In 2021, China frequently dominated global headlines as digital technology regulatory changes disrupted the marketplace in areas such as financial technology, online education and transportation. The valuations of companies such as DiDi Global Inc. and Ant Group were wiped out, seemingly overnight. In medtech, we also are undergoing policy disruptions that are significantly altering portfolios and business models for local and multinational medtech companies alike.
First piloted for pharmaceuticals and now extended to medical devices, volume-based procurement (VBP) began rolling out in China for medical devices in 2019. VBP aims to lower the price of medical consumables by tendering the market volume of cities, provinces or the country to manufacturers with the lowest price. With the entire market’s volume up for tender, the stakes are high, and the message is clear: Medtech companies are either in with significantly lowered prices, or they are out—completely.
Results thus far have been significant. The top 10 high-value medical consumable companies have all undergone VBP tenders at the provincial level, with median publicly reported price cuts of approximately 70%. For coronary stents and joint replacements, the only categories so far to undergo a national-level tender, price cuts were 93% and 82%, respectively. Having seen the benefit of these price cuts, the government continues to expand the VBP categories and encourage more provinces to participate.
What does VBP mean for medtech? With significantly reduced revenue and margins among legacy products, medtech companies are being forced to rethink how they go to market. We have summarized five key commercial model changes for medtech players in China to consider.
Due to high growth and strict new product registration requirements, medtech companies have focused on driving growth among their existing legacy portfolio and paid less attention to commercializing new products. With VBP disrupting commoditized products, players must now accelerate the pre-launch registration and post-launch commercialization of innovative pipeline products. This shift already is occurring in pharmaceuticals and is gaining traction in medtech.

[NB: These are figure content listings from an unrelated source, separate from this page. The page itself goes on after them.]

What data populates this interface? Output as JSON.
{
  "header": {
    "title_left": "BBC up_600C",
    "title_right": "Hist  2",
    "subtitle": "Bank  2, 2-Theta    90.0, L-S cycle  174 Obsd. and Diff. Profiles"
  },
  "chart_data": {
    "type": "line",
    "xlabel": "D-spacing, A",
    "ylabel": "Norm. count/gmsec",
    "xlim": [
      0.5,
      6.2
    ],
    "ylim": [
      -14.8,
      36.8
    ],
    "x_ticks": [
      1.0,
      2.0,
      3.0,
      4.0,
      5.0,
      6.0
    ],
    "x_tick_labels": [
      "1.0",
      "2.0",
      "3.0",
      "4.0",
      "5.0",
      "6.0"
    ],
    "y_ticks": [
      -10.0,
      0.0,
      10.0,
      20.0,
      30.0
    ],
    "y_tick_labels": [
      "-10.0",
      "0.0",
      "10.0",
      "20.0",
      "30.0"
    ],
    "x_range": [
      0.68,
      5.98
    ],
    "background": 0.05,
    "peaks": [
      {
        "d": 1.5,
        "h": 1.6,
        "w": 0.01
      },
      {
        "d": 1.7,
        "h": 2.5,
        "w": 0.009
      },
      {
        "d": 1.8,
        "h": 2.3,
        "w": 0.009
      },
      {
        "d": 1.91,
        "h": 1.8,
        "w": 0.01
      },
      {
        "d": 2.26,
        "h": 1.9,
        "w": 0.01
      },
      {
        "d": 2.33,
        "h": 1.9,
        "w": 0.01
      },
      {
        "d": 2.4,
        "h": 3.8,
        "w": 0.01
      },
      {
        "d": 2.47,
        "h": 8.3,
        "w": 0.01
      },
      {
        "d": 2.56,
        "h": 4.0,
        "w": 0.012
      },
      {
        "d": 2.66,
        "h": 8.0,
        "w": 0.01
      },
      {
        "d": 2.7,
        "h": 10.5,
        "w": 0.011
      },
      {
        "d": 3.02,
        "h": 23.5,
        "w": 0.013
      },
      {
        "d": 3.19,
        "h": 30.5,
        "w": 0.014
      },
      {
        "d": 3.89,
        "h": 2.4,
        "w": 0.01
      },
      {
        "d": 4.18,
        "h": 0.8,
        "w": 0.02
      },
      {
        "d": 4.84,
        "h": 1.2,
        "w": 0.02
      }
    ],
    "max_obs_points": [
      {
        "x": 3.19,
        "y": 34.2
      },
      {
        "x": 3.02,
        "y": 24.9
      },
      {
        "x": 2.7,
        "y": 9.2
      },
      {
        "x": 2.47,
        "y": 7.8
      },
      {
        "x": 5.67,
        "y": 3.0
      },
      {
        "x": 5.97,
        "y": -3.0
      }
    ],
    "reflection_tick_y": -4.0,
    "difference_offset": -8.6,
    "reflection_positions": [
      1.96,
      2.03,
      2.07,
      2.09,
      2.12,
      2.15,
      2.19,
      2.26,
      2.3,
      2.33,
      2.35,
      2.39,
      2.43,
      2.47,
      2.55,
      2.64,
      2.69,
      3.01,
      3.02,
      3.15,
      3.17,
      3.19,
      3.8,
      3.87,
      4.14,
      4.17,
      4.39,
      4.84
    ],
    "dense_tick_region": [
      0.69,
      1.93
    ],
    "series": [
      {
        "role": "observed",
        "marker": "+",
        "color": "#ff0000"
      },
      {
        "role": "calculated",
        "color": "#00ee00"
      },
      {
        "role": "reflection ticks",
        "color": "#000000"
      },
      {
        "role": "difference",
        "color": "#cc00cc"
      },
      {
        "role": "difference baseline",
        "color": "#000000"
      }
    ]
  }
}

With highly specialized product lines globally returning some of the highest gross margins, China historically has taken an invest-first-and-business-will-come approach. Despite a broad range of affordability concerns and clinical needs between hospital types and cities within China, less thought has been put into whether the appropriate level of commercial resources are allocated to the right segments.
With significantly lower margins in VBP-impacted portfolios, companies must better leverage portfolio synergies and increase efficiencies in how commercial resources are deployed. In pharma, which already has undergone several rounds of national VBP tenders, we have seen these changes take effect. A top multinational pharmaceutical company combined its primary care portfolio across therapy areas after its product entered the VBP process and reduced headcount through natural turnover. Similarly, another major multinational pharmaceutical company combined a specialty care and primary care team and, in the process, reduced headcount by approximately 40% through headcount rationalization and transfers to its broad market team.
For medtech, we believe optimizing its account and customer targeting will be essential moving forward. When possible in lower-tier cities and hospitals, medtech companies will want to consider increasing the number of products reps carry in their bag.
With significantly reduced prices, the traditional distributor-driven model will no longer be sustainable as companies can no longer offer the same margins to their channels. After VBP, we expect companies to consolidate distributor layers and numbers to achieve better economies of scale. The roles and responsibilities between distributors and manufacturers also will be redefined. Distributors will increasingly focus more on logistics to “deliver the box,” while a larger share of customer engagement and service will be brought in-house.
Because the responsibility for implementing VBP primarily falls on the shoulders of hospital administrators, we will see further acceleration in the shift from clinicians driving the decision-making for medtech products to hospital administrators making purchasing decisions. As a result, we expect procurement conversations will increasingly focus less on the clinical outcomes of individual products and more on the overall value of a product portfolio and how it will minimize costs.
We already have observed several medtech companies, along with a shift toward offering a wider range of products, move their field sales efforts from clinical departments to hospital administration stakeholders or establish separate administrator-focused roles. However, in addition to organizational changes, this will require medtech companies in China to also develop the talent and commercial organization to support a portfolio- and account-level management strategy.
One benefit of China’s zero-COVID strategy has been a quicker return to face-to-face customer engagement and less impact on field engagement with customers. With more constrained resources after VBP, investment trade-offs must be made in tail-end hospitals and remote cities. The time may be ripe for broader adoption of remote engagement channels, including inside sales and digital channels.
Medtech, like tech, is being significantly impacted by policy changes in China. The necessity to transform business models will intensify as VBP broadens in scope. However, unlike tech, the impact of VBP will be felt gradually at the category and provincial levels, not overnight. With some headway, now is the time to pilot future business models to prepare for conducting business in China in a post-VBP market.